Alan Shearer cumule lui 206 réalisations en 395 apparitions pour Newcastle United, entre 1996 et 2006. Et il est donc considéré comme le numéro 1 par son club. Mais les fans ne sont pas tous de cet avis et de longs débats ont eu lieu. Jusqu'à ce que la famille de Milburn mettent fin au débat :

""Comparer Alan et mon père, c'est comme essayer de savoir qui remporterait un combat entre Mohammed Ali et Mike Tyson... Une chose est sûre, c'est qu'ils auraient été très complémentaires sur le terrain. [...] Ma mère a versé quelques larmes sur le but, pas parce qu'il signifiait qu'Alan battait le record de mon père, mais juste parce que cela lui a fait remonter de fortes émotions.
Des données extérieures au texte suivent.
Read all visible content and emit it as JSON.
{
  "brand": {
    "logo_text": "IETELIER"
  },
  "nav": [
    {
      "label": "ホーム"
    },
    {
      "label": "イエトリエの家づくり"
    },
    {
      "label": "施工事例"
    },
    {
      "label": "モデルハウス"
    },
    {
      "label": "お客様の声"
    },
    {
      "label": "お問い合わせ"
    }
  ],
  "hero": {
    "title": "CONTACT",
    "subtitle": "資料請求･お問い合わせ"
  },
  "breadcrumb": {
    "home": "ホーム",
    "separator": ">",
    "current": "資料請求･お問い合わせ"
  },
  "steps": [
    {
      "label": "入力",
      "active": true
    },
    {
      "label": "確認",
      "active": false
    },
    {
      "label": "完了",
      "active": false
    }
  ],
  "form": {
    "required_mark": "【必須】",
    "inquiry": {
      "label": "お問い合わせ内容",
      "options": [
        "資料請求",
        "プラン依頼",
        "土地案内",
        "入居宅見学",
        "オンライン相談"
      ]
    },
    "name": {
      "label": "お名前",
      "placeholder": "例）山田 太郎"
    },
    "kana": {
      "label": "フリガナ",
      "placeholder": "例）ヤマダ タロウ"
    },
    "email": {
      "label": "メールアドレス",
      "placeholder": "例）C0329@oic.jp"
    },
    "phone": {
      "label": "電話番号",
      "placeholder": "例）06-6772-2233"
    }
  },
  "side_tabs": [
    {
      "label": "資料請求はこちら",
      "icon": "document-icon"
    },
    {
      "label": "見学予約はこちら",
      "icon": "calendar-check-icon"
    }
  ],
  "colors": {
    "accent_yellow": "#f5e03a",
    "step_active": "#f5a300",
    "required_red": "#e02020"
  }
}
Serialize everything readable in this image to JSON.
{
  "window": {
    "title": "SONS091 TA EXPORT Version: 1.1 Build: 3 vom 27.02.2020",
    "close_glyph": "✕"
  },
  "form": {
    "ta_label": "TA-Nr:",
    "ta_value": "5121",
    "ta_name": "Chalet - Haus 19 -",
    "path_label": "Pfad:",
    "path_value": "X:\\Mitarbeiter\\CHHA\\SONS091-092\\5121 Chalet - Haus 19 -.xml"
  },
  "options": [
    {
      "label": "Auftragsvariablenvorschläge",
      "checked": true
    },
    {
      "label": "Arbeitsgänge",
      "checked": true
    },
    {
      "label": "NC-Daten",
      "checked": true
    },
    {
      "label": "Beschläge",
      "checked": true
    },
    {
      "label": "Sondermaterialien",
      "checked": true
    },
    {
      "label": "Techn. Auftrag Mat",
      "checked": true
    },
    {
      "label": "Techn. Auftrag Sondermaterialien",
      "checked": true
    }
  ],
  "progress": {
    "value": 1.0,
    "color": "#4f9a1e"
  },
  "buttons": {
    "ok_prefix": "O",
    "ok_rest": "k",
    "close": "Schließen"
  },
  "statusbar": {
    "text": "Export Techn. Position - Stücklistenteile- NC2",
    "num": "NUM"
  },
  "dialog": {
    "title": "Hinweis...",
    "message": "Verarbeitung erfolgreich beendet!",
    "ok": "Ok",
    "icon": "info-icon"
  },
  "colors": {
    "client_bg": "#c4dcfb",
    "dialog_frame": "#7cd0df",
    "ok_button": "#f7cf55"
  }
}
Mon père a remporté trois FA Cup dans les années 50, il n'aurait aucun problèmes à laisser ce record à Alan.""

Jack Milburn, fils de Jackie Milburn

La FA a-t-elle raison de ne pas tenir compte de cette période dans ses statistiques ? Ces matchs ont bien été joués, ces buts ont bien été marqués. Mais il est vrai que les joueurs ont grandement bougé, disputant parfois qu'un bout de rencontre avec une équipe avant de s'envoler à l'autre bout du pays. De nombreux forfaits ont également eu lieu, et des matchs parfois insensés avec des formations qui ne jouaient pas à onze contre onze, faute de joueurs disponibles...
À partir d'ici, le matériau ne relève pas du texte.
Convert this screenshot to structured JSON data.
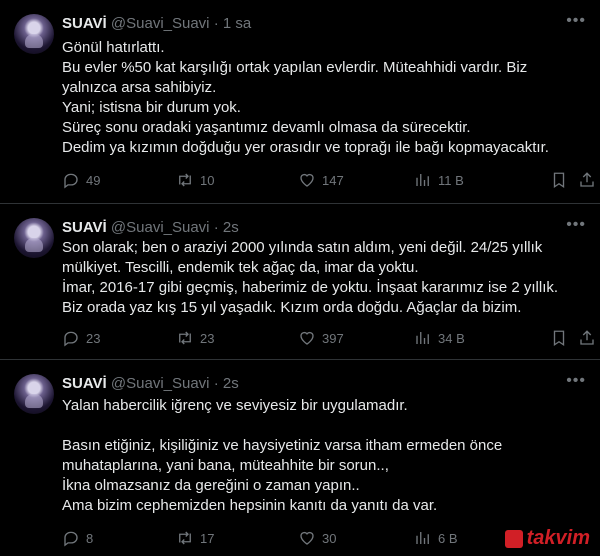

Palmarès : Arsenal, Tottenham et Blackpool au sommet

Les titres remportés sont-ils ainsi légitimes ? Là encore, difficile à dire. Rares sont les années où toutes les rencontres d'une League se sont jouées. Les forfaits ont été nombreux. En 1941-1942, la League South est par exemple remportée par Leicester City, qui a joué 17 matchs joués, devant notamment Norwich City, qui a disputé seulement huit rencontres.
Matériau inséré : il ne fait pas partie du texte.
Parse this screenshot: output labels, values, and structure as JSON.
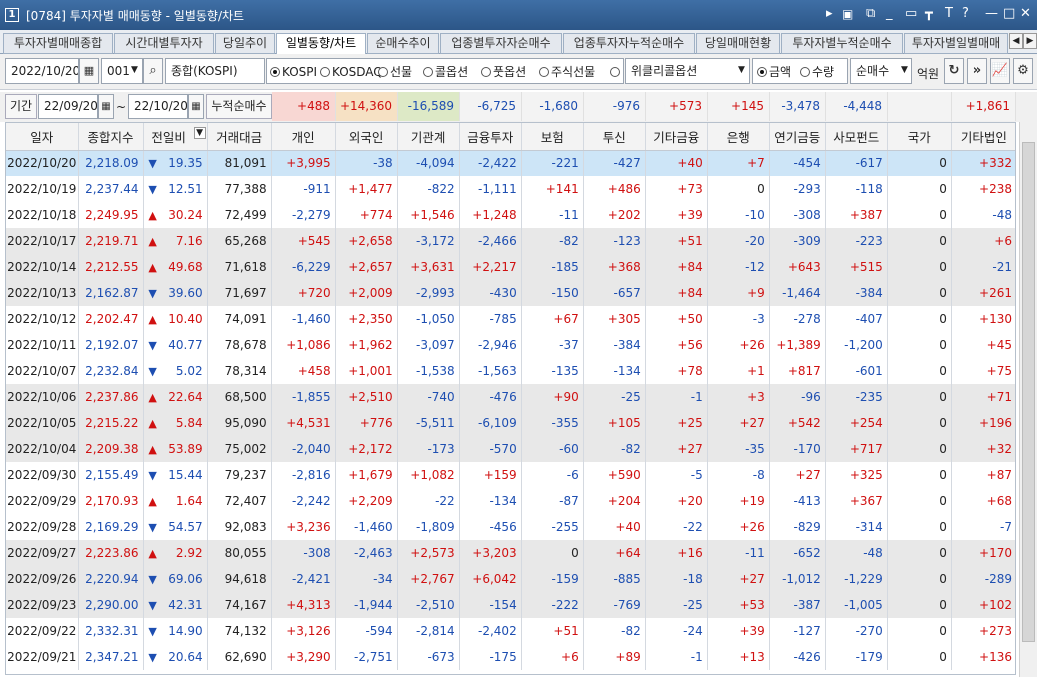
{
  "window": {
    "badge": "1",
    "title": "[0784] 투자자별 매매동향 - 일별동향/차트",
    "controls": [
      "▸",
      "▣",
      "⧉",
      "_",
      "▭",
      "┳",
      "T",
      "?",
      "—",
      "□",
      "✕"
    ]
  },
  "tabs": [
    "투자자별매매종합",
    "시간대별투자자",
    "당일추이",
    "일별동향/차트",
    "순매수추이",
    "업종별투자자순매수",
    "업종투자자누적순매수",
    "당일매매현황",
    "투자자별누적순매수",
    "투자자별일별매매"
  ],
  "active_tab": 3,
  "toolbar": {
    "date": "2022/10/20",
    "code": "001",
    "market": "종합(KOSPI)",
    "markets": [
      "KOSPI",
      "KOSDAQ",
      "선물",
      "콜옵션",
      "풋옵션",
      "주식선물",
      ""
    ],
    "market_selected": 0,
    "weekly": "위클리콜옵션",
    "unit_options": [
      "금액",
      "수량"
    ],
    "unit_selected": 0,
    "type": "순매수",
    "unit_label": "억원"
  },
  "period": {
    "label": "기간",
    "from": "22/09/20",
    "to": "22/10/20",
    "sum_label": "누적순매수",
    "sums": [
      "+488",
      "+14,360",
      "-16,589",
      "-6,725",
      "-1,680",
      "-976",
      "+573",
      "+145",
      "-3,478",
      "-4,448",
      "",
      "+1,861"
    ]
  },
  "columns": [
    "일자",
    "종합지수",
    "전일비",
    "거래대금",
    "개인",
    "외국인",
    "기관계",
    "금융투자",
    "보험",
    "투신",
    "기타금융",
    "은행",
    "연기금등",
    "사모펀드",
    "국가",
    "기타법인"
  ],
  "rows": [
    [
      "2022/10/20",
      "2,218.09",
      "down",
      "19.35",
      "81,091",
      "+3,995",
      "-38",
      "-4,094",
      "-2,422",
      "-221",
      "-427",
      "+40",
      "+7",
      "-454",
      "-617",
      "0",
      "+332"
    ],
    [
      "2022/10/19",
      "2,237.44",
      "down",
      "12.51",
      "77,388",
      "-911",
      "+1,477",
      "-822",
      "-1,111",
      "+141",
      "+486",
      "+73",
      "0",
      "-293",
      "-118",
      "0",
      "+238"
    ],
    [
      "2022/10/18",
      "2,249.95",
      "up",
      "30.24",
      "72,499",
      "-2,279",
      "+774",
      "+1,546",
      "+1,248",
      "-11",
      "+202",
      "+39",
      "-10",
      "-308",
      "+387",
      "0",
      "-48"
    ],
    [
      "2022/10/17",
      "2,219.71",
      "up",
      "7.16",
      "65,268",
      "+545",
      "+2,658",
      "-3,172",
      "-2,466",
      "-82",
      "-123",
      "+51",
      "-20",
      "-309",
      "-223",
      "0",
      "+6"
    ],
    [
      "2022/10/14",
      "2,212.55",
      "up",
      "49.68",
      "71,618",
      "-6,229",
      "+2,657",
      "+3,631",
      "+2,217",
      "-185",
      "+368",
      "+84",
      "-12",
      "+643",
      "+515",
      "0",
      "-21"
    ],
    [
      "2022/10/13",
      "2,162.87",
      "down",
      "39.60",
      "71,697",
      "+720",
      "+2,009",
      "-2,993",
      "-430",
      "-150",
      "-657",
      "+84",
      "+9",
      "-1,464",
      "-384",
      "0",
      "+261"
    ],
    [
      "2022/10/12",
      "2,202.47",
      "up",
      "10.40",
      "74,091",
      "-1,460",
      "+2,350",
      "-1,050",
      "-785",
      "+67",
      "+305",
      "+50",
      "-3",
      "-278",
      "-407",
      "0",
      "+130"
    ],
    [
      "2022/10/11",
      "2,192.07",
      "down",
      "40.77",
      "78,678",
      "+1,086",
      "+1,962",
      "-3,097",
      "-2,946",
      "-37",
      "-384",
      "+56",
      "+26",
      "+1,389",
      "-1,200",
      "0",
      "+45"
    ],
    [
      "2022/10/07",
      "2,232.84",
      "down",
      "5.02",
      "78,314",
      "+458",
      "+1,001",
      "-1,538",
      "-1,563",
      "-135",
      "-134",
      "+78",
      "+1",
      "+817",
      "-601",
      "0",
      "+75"
    ],
    [
      "2022/10/06",
      "2,237.86",
      "up",
      "22.64",
      "68,500",
      "-1,855",
      "+2,510",
      "-740",
      "-476",
      "+90",
      "-25",
      "-1",
      "+3",
      "-96",
      "-235",
      "0",
      "+71"
    ],
    [
      "2022/10/05",
      "2,215.22",
      "up",
      "5.84",
      "95,090",
      "+4,531",
      "+776",
      "-5,511",
      "-6,109",
      "-355",
      "+105",
      "+25",
      "+27",
      "+542",
      "+254",
      "0",
      "+196"
    ],
    [
      "2022/10/04",
      "2,209.38",
      "up",
      "53.89",
      "75,002",
      "-2,040",
      "+2,172",
      "-173",
      "-570",
      "-60",
      "-82",
      "+27",
      "-35",
      "-170",
      "+717",
      "0",
      "+32"
    ],
    [
      "2022/09/30",
      "2,155.49",
      "down",
      "15.44",
      "79,237",
      "-2,816",
      "+1,679",
      "+1,082",
      "+159",
      "-6",
      "+590",
      "-5",
      "-8",
      "+27",
      "+325",
      "0",
      "+87"
    ],
    [
      "2022/09/29",
      "2,170.93",
      "up",
      "1.64",
      "72,407",
      "-2,242",
      "+2,209",
      "-22",
      "-134",
      "-87",
      "+204",
      "+20",
      "+19",
      "-413",
      "+367",
      "0",
      "+68"
    ],
    [
      "2022/09/28",
      "2,169.29",
      "down",
      "54.57",
      "92,083",
      "+3,236",
      "-1,460",
      "-1,809",
      "-456",
      "-255",
      "+40",
      "-22",
      "+26",
      "-829",
      "-314",
      "0",
      "-7"
    ],
    [
      "2022/09/27",
      "2,223.86",
      "up",
      "2.92",
      "80,055",
      "-308",
      "-2,463",
      "+2,573",
      "+3,203",
      "0",
      "+64",
      "+16",
      "-11",
      "-652",
      "-48",
      "0",
      "+170"
    ],
    [
      "2022/09/26",
      "2,220.94",
      "down",
      "69.06",
      "94,618",
      "-2,421",
      "-34",
      "+2,767",
      "+6,042",
      "-159",
      "-885",
      "-18",
      "+27",
      "-1,012",
      "-1,229",
      "0",
      "-289"
    ],
    [
      "2022/09/23",
      "2,290.00",
      "down",
      "42.31",
      "74,167",
      "+4,313",
      "-1,944",
      "-2,510",
      "-154",
      "-222",
      "-769",
      "-25",
      "+53",
      "-387",
      "-1,005",
      "0",
      "+102"
    ],
    [
      "2022/09/22",
      "2,332.31",
      "down",
      "14.90",
      "74,132",
      "+3,126",
      "-594",
      "-2,814",
      "-2,402",
      "+51",
      "-82",
      "-24",
      "+39",
      "-127",
      "-270",
      "0",
      "+273"
    ],
    [
      "2022/09/21",
      "2,347.21",
      "down",
      "20.64",
      "62,690",
      "+3,290",
      "-2,751",
      "-673",
      "-175",
      "+6",
      "+89",
      "-1",
      "+13",
      "-426",
      "-179",
      "0",
      "+136"
    ]
  ],
  "colors": {
    "up": "#d01010",
    "down": "#1d4eb1",
    "selected_row": "#cde5f7",
    "alt_row": "#e8e8e8"
  }
}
Le Leicester City FC, champion en 1942.
Le Leicester City FC, champion en 1942. / R. Viner/Getty Images

Les classements finaux ne se sont pas toujours établis selon les mêmes critères par ailleurs. Dans la London League, toutes les équipes réussissent à jouer toutes les journées prévues chaque année par exemple et le tableau est ainsi monté selon les points gagnés. En League South, un ratio point/match rapporté à 18 rencontres a été adopté une saison. En 1941, ce fut tellement le chaos que c'est le ratio buts marqués/buts encaissés qui a été retenu pour établir le classement...

Quoiqu'il en soit, Blackpool a bien tiré son épingle du jeu avec trois titres de suite remportés dans la League North, en 1942, 1943 et 1944. Arsenal s'est également imposé en 1942 et 1943, dans la London League, même si les Gunners n'avaient plus leur stade à disposition. Ils ont également dominé la South League A en 1940. Leurs principaux rivaux, les Spurs, avaient eux remporté la South League C en 1940, puis se sont adjugés les titres de London League (devenue League South) en 1944 et 1945.

L'histoire du football anglais ne s'est en tout cas pas arrêtée à cause de la seconde Guerre Mondiale. Rien d'étonnant venant du pays qui a inventé ce sport et qui lui voue un culte sans commune mesure, encore aujourd'hui.